The phenotypic and genotypic similarity of the MRSA strains of human and animal origin detected in this study indicates the wide dissemination of this clone in the studied pig-farm given that all nine tested pigs and two workers were colonized by the same MRSA clonal lineage. MRSA ST398-t1451 lineage had been previously detected in samples from pigs or from people in contact with animals (EFSA 2009, Köck et al. 2009, Lozano et al. 2011). The spa-types most frequently identified among MRSA ST398 had been t011, t034, and t108 (Witte et al. 2007, van Belkum et al. 2008), although it seems that other spa-types may be spreading (EFSA 2009, Gómez-Sanz et al. 2010). Although the spa-type t1451 has been detected in some patients (Köck et al. 2009) it does not seem to be more virulent than other ST398 strains since we have not detected lukS/lukF, tst, eta, etb, and etd toxin genes among isolates of this lineage. Moreover, the brother of the patient was positive for MRSA ST398-t1451, but did not show any infection.

The acne is a multifactorial skin disease and sometimes the antimicrobial therapy is not enough for the improvement of the patient. In this case the clinical picture was notably improved with the therapy chosen: fusidic acid (topical and oral) and decolonization with nasal mupirocin. Notably, the patient had been previously treated with tetracycline when a severe folliculitis on his face was detected. It is possible that another microorganism could have caused the infection, after which a superinfection by MRSA ST398 t1451 happened, being stimulated by the tetracycline treatment. The MRSA strains isolated from the lesions after this treatment showed resistance to this antibiotic. The strains presented two different tetracycline resistance genes, tetK, and tetM. The tetK gene confers resistance to tetracycline but not to minocycline; tetM gene confers resistance to all antibiotics of the tetracycline group (Schmitz et al. 2001). The combination of these genes has been previously reported and has been shown to be more commonly found in MRSA strains than in methicillin-resistent s. aureus strains (Schmitz et al. 2001).

All our MRSA strains were resistant to macrolides and clindamycin and they harbored the ermC gene. The ermA and ermC genes are the most prevalent MLS_B resistance genes detected in S. aureus. High prevalence of ermC gene among MRSA ST398 has also been found in other studies (Denis et al. 2009).

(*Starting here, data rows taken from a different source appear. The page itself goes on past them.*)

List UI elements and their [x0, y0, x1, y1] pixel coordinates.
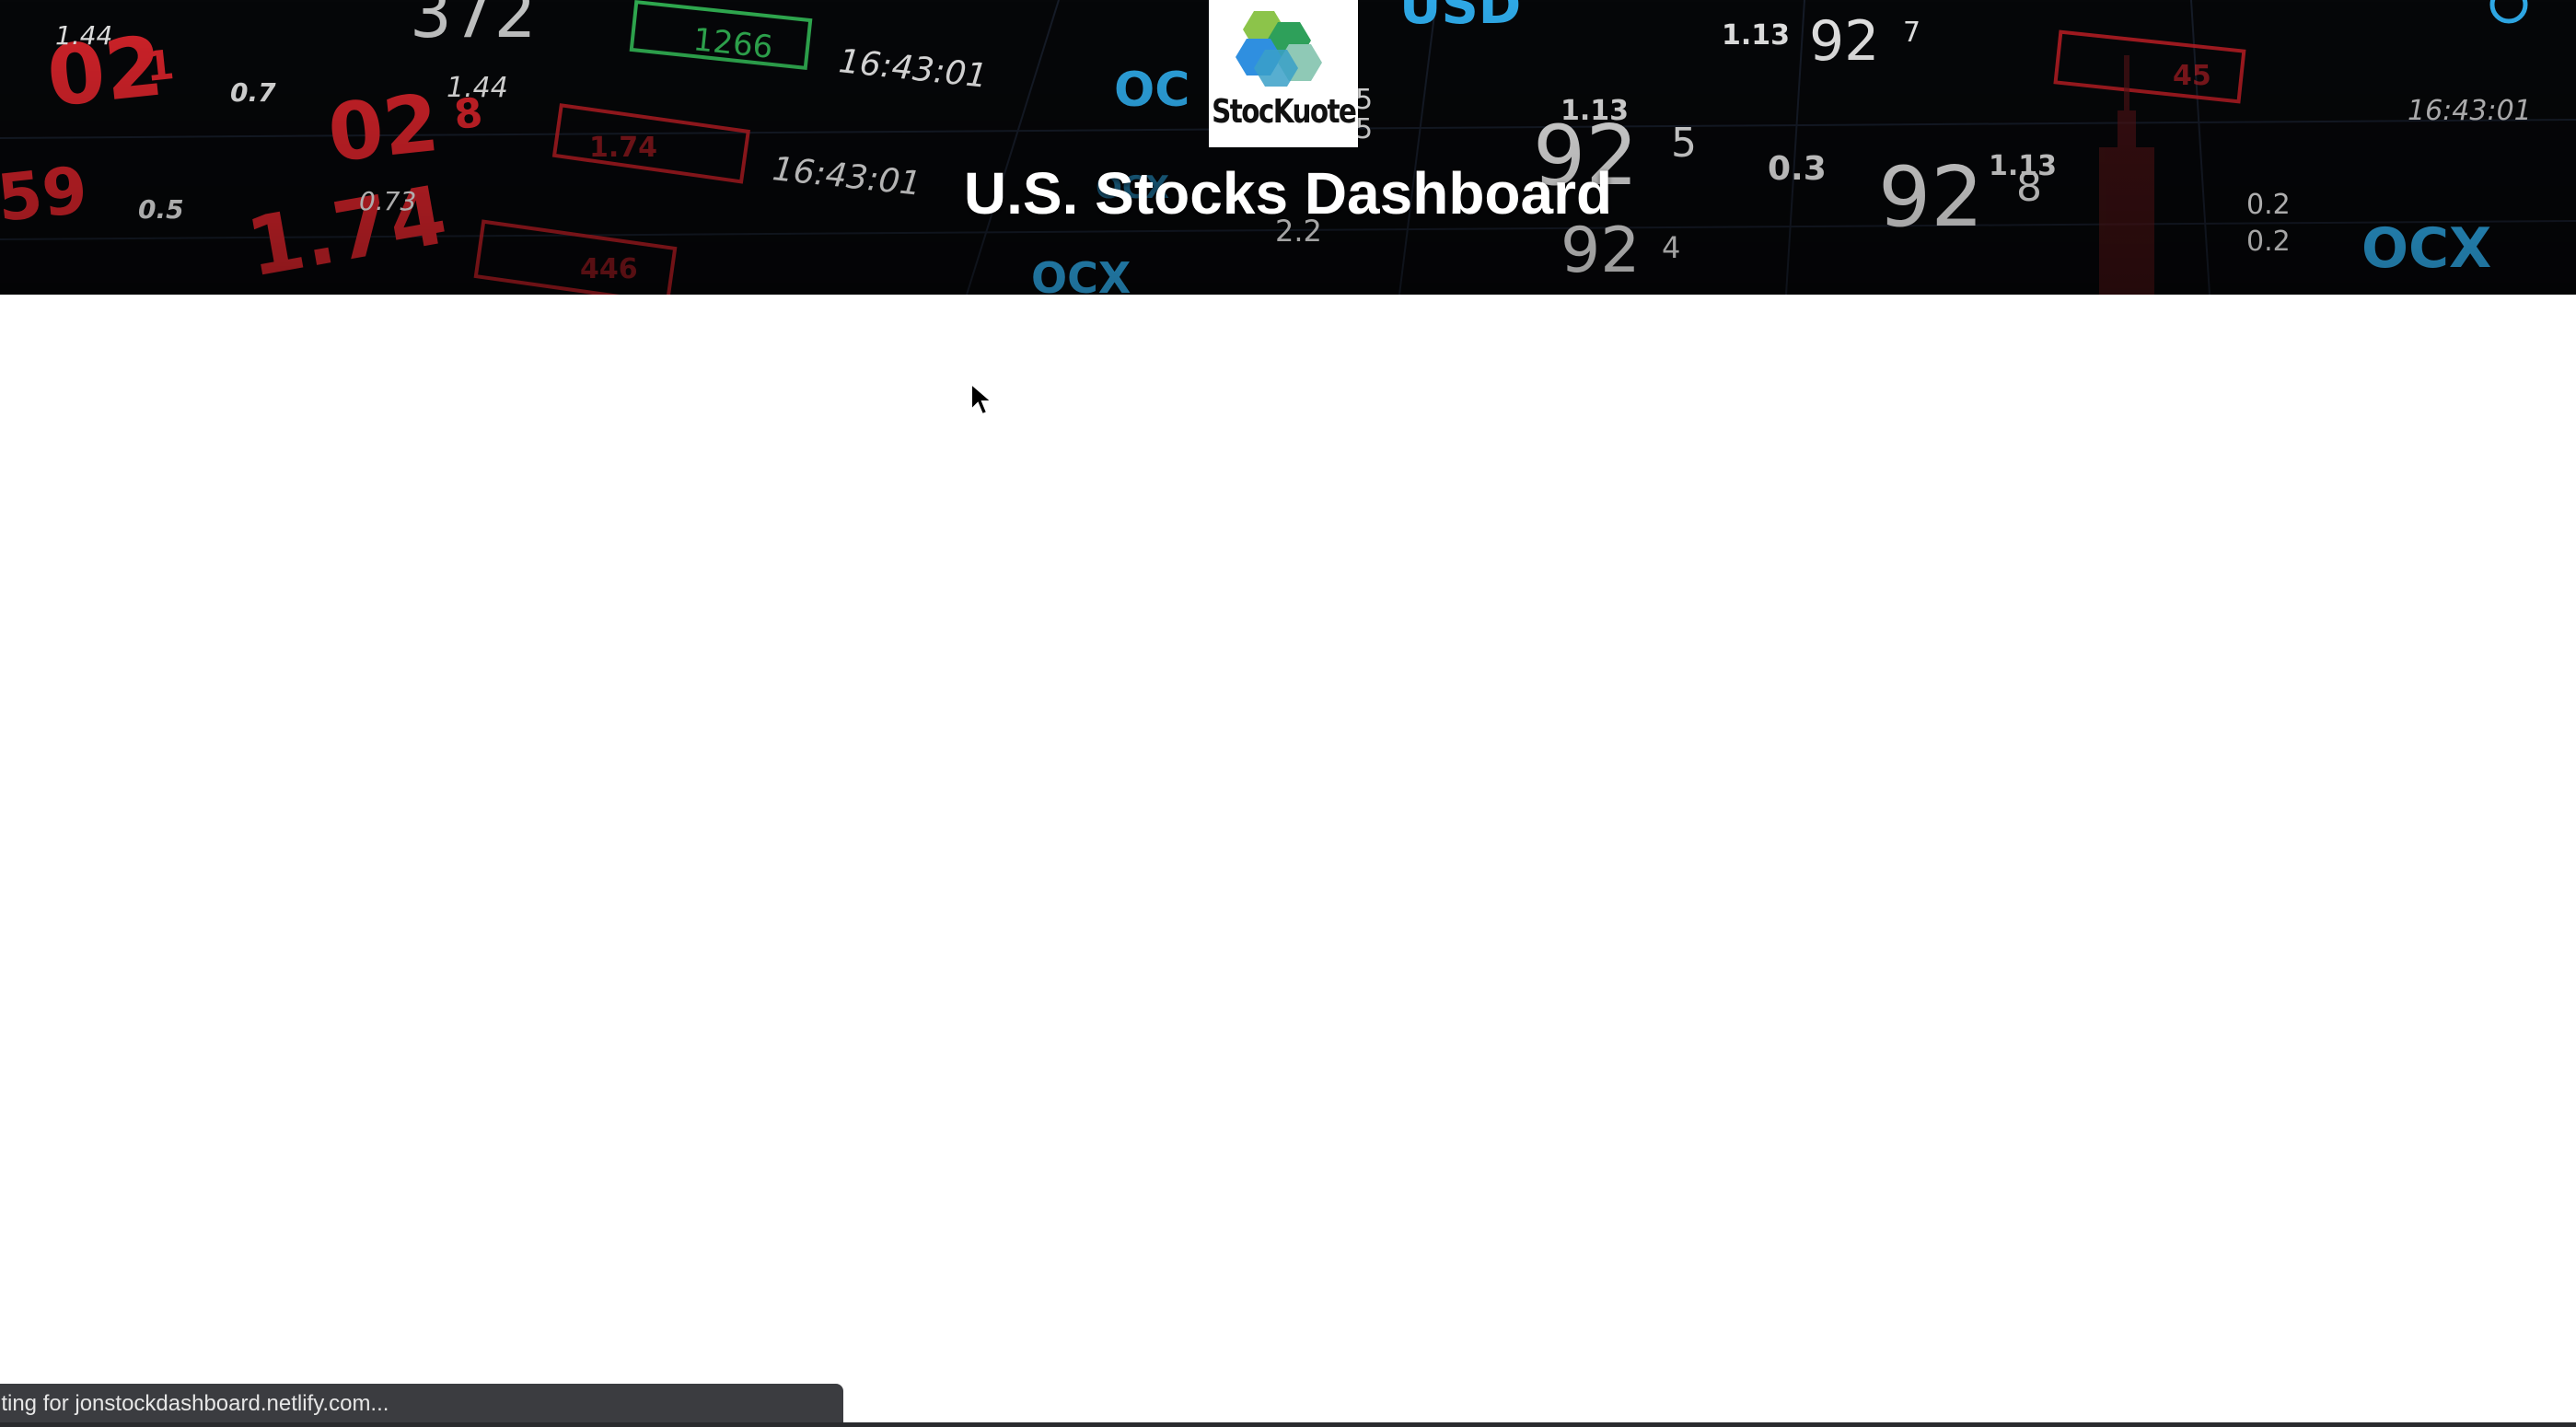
logo-text: StocKuote [1211, 93, 1357, 131]
header-banner: 02 1 02 8 1.74 59 1.74 446 45 1.44 0.7 0… [0, 0, 2576, 295]
browser-status-bar: iting for jonstockdashboard.netlify.com.… [0, 1384, 843, 1424]
page: 02 1 02 8 1.74 59 1.74 446 45 1.44 0.7 0… [0, 0, 2576, 1427]
stockuote-logo[interactable]: StocKuote [1209, 0, 1358, 147]
stockuote-hexagon-logo-icon [1236, 11, 1322, 87]
mouse-pointer-icon [970, 382, 993, 416]
window-bottom-edge [0, 1422, 2576, 1427]
page-title: U.S. Stocks Dashboard [963, 160, 1613, 226]
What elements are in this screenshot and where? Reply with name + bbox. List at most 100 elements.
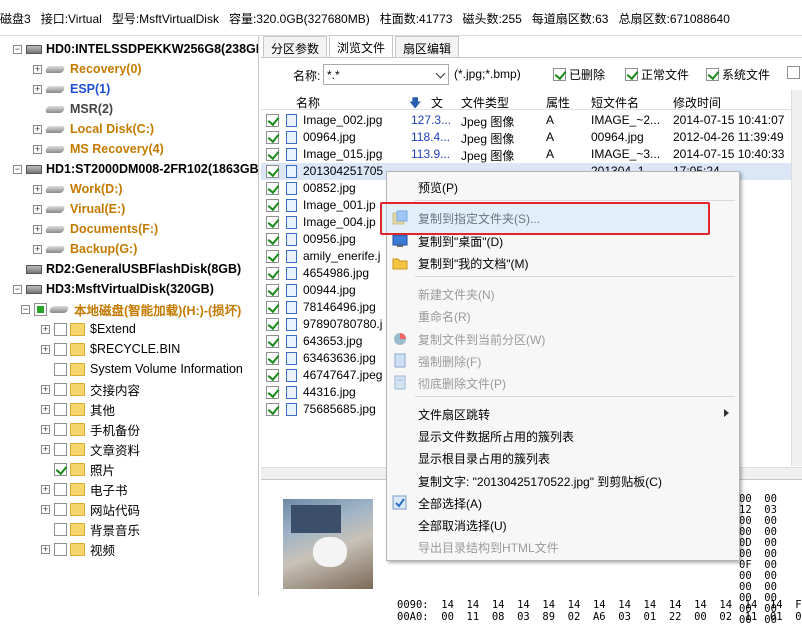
- expand-icon[interactable]: +: [41, 324, 50, 334]
- col-name[interactable]: 名称: [296, 94, 320, 111]
- tab-browse-files[interactable]: 浏览文件: [329, 35, 394, 57]
- row-checkbox[interactable]: [266, 301, 279, 314]
- expand-icon[interactable]: +: [33, 184, 42, 194]
- tree-node[interactable]: + 文章资料: [41, 439, 140, 459]
- row-checkbox[interactable]: [266, 182, 279, 195]
- tree-checkbox[interactable]: [54, 422, 67, 436]
- collapse-icon[interactable]: −: [13, 164, 22, 174]
- col-type[interactable]: 文件类型: [461, 94, 509, 111]
- normal-filter[interactable]: 正常文件: [625, 66, 689, 83]
- table-row[interactable]: Image_015.jpg 113.9... Jpeg 图像 A IMAGE_~3...…: [261, 146, 802, 163]
- row-checkbox[interactable]: [266, 148, 279, 161]
- row-checkbox[interactable]: [266, 386, 279, 399]
- expand-icon[interactable]: +: [41, 484, 50, 494]
- tab-partition-params[interactable]: 分区参数: [263, 36, 328, 57]
- row-checkbox[interactable]: [266, 267, 279, 280]
- tree-node[interactable]: + Recovery(0): [33, 59, 142, 79]
- extra-checkbox[interactable]: [787, 66, 800, 79]
- tree-node[interactable]: + 其他: [41, 399, 115, 419]
- expand-icon[interactable]: +: [41, 504, 50, 514]
- tree-node[interactable]: + Backup(G:): [33, 239, 137, 259]
- expand-icon[interactable]: +: [41, 424, 50, 434]
- deleted-filter[interactable]: 已删除: [553, 66, 605, 83]
- tree-checkbox[interactable]: [54, 542, 67, 556]
- menu-item[interactable]: 复制文字: "20130425170522.jpg" 到剪贴板(C): [387, 470, 739, 492]
- row-checkbox[interactable]: [266, 403, 279, 416]
- expand-icon[interactable]: +: [41, 344, 50, 354]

In summary, MRSA ST398-t1451 has been associated with severe folliculitis lesions, and strains with identical phenotypic and genotypic characteristics and with closely related PFGE profiles have been identified in nasal swabs of the patient and of his brother, and in nasal swabs of all the studied pigs of the farm. These results suggest the animal-to-human transmission of MRSA ST398 strains and indicate the capacity of spread of this microorganism among individuals with close contact with these MRSA-colonized animals.